Cependant, les mouvements de rotation externe sont normaux, les mouvements d'adduction et de rotation interne sont qualifiés de symétriques et de légèrement diminués, les mouvements d'élévation antérieure et d'élévation latérale sont considérés comme peu limités et quasiment normaux passivement selon les conclusions du docteur [M], la rétropulsion est très légèrement limitée, les mouvements complexes sont normaux et il n'y a pas d'amyotrophie.
La CPAM des Bouches du Rhône fait valoir, pour majorer le taux, qu'il existe une atteinte contro-latérale (gauche), objectivée par IRM du 24 février 2017, or cet argument ne saurait prospérer en ce que le barème indicatif d'invalidité ne prévoit pas de majoration du taux en de tel cas, qu'en outre, cet argumentation n'est pas reprise par les autres médecins et qu'en cas d'atteinte de la mobilité de l'épaule gauche, il convient à l'assurée qui entend faire valoir ses droits, de saisir la caisse primaire sur ce point.
Ainsi, étant rappelé que le barème est indicatif, le taux fixé à 8 % de façon concordante par le médecin désigné par les premiers juges et le médecin désigné par la présente cour, pour une limitation légère de certains mouvements de l'épaule dominante, apparaît justifié au regard du barème et de l'état séquellaire de l'assurée.

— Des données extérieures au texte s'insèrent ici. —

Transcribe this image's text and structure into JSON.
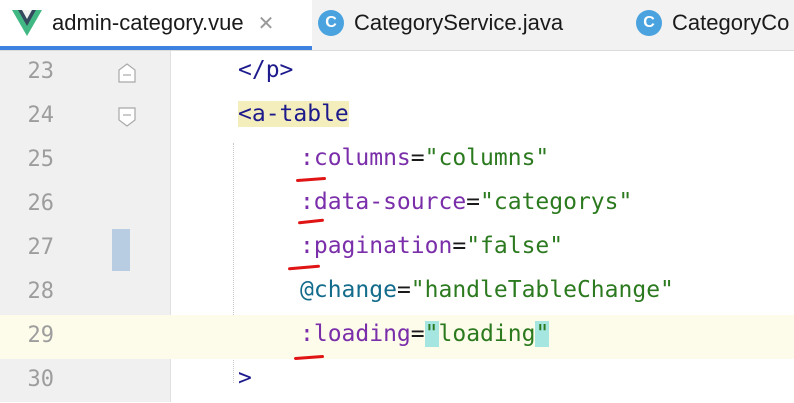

Enfin, en application de l'article
696 du code de procédure civile, la CPAM des Bouches du Rhône, partie succombante, sera condamnée aux entiers dépens de l'instance.
PAR CES MOTIFS
La cour, statuant par arrêt contradictoire rendu en audience publique et mis à disposition des parties au greffe,
Confirme le jugement entrepris,
Y ajoutant,
Condamne la CPAM des Bouches du Rhône aux entiers dépens de l'instance.